Monday, March 08, 2010

Happy International Women's Day

Sorry this blog has been slow again of late people. I'd do a proper post today signifying International Women's Day (I was thinking of either an appraisal of This I Cannot Forget, the fascinating memoirs of Anna Larina, Nikolai Bukharin's wife, or possibly Cathy Porter's biography of Alexandra Kollantai that I picked up from Oxfam this week), but am suffering from a cold and so unable to muster the energy just now. Also in the pipeline for putting up on this blog are my thoughts on the relationship between 'Marxism and Anarchism', but I may wait until I have read Ian Birchall's reply to Paul Blackledge's article on that subject in the recent ISJ has appeared. If readers have any order of preference for these forthcoming posts then feel free to let me know.

Still, while I am here, I will link to the latest Charlie Brooker piece, if only because it notes astutely that the 'haunted elephant' Gordon Brown has 'slowly come to resemble a lumbering, doomy Mr Snuffaluffagus with all the carefree joie de vivre of the Kursk submarine disaster.' Which is true.

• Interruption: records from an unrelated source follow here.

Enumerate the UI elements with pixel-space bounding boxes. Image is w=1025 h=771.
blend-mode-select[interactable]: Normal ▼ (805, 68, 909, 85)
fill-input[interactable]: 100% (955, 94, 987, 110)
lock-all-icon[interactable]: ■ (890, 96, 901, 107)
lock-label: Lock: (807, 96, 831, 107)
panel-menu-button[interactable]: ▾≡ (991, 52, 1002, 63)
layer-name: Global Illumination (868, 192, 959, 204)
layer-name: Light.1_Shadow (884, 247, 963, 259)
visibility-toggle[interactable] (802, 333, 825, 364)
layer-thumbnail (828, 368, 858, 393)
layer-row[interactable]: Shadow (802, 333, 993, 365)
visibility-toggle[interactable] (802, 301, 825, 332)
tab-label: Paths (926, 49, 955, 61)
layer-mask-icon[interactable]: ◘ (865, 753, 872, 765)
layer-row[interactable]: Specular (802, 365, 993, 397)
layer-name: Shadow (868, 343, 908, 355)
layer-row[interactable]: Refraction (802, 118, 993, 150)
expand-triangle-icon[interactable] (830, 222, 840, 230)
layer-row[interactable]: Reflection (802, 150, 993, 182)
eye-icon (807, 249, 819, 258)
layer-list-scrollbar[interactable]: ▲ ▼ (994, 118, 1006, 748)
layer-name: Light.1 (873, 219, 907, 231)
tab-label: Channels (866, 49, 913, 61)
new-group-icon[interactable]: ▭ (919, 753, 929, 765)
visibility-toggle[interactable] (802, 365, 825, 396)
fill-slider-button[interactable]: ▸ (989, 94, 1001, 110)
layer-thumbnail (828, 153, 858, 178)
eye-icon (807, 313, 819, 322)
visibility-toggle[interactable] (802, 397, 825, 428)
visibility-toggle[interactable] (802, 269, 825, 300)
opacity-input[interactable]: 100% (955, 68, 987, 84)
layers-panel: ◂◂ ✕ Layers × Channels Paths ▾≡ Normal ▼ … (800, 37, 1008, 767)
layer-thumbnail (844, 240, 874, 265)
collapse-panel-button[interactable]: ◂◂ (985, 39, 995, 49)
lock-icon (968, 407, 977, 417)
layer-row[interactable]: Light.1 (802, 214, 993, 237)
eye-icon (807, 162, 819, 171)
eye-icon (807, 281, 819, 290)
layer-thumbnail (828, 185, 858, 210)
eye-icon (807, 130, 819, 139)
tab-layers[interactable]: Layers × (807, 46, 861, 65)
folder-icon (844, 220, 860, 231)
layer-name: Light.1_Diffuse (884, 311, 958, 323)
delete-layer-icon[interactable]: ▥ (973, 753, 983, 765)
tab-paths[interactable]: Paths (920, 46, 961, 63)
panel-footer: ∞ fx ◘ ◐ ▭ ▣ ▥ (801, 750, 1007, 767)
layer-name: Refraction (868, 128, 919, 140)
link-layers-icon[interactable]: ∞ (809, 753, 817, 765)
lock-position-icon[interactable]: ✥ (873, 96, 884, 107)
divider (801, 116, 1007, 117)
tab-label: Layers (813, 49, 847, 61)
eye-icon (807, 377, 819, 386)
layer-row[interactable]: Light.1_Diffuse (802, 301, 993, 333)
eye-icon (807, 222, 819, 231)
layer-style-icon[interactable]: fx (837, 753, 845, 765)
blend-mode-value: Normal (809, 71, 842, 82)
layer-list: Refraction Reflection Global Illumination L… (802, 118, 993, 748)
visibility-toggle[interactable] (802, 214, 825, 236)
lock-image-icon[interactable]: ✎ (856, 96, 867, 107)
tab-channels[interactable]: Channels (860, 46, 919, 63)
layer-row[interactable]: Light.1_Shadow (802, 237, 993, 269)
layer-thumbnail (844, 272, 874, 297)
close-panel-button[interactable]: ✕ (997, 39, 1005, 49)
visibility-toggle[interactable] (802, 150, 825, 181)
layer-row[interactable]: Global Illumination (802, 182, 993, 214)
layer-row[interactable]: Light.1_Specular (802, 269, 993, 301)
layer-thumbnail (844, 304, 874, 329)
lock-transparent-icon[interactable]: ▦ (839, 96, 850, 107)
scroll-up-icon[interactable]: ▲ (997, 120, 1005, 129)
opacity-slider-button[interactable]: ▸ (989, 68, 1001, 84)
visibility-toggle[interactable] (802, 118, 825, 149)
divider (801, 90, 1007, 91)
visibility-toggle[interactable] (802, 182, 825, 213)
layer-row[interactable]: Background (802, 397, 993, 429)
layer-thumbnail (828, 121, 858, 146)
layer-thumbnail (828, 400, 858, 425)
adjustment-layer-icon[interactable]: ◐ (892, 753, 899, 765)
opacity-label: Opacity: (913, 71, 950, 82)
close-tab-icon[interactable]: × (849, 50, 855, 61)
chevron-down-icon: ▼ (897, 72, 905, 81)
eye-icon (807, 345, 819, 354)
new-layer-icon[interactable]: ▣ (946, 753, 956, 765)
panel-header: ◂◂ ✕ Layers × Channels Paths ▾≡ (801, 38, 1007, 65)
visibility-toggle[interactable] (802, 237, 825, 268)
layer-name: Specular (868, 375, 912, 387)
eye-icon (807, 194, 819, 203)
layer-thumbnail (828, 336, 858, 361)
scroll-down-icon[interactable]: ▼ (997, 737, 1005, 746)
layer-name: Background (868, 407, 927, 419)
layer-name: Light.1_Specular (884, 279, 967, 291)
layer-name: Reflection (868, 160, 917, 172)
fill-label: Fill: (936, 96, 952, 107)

On David Cameron, Brooker is also astute. 'He's a replicant; an Auton; a humanoid; a piece of adaptive software that's learned to appeal to your likes and dislikes – "customers who bought Tony Blair also bought the following"...'

This is important information to bear in mind, not least because both Brown and Cameron have tried to make the forthcoming British general election all about their 'character' and 'personality' as much as matters of policy, and the two politicians 'characters' and 'personalities' are going to be even harder to avoid than usual because of the American style TV debates between the main party leaders we are all going to be subjected to.

Brooker has also penned an amusing article about passwords recently, while the two other random articles I came across recently was a polemic about the film Avatar by the comedian Slavoj Zizek, and a critical analysis of family history by the eminent Marxist philosopher Jeremy Hardy.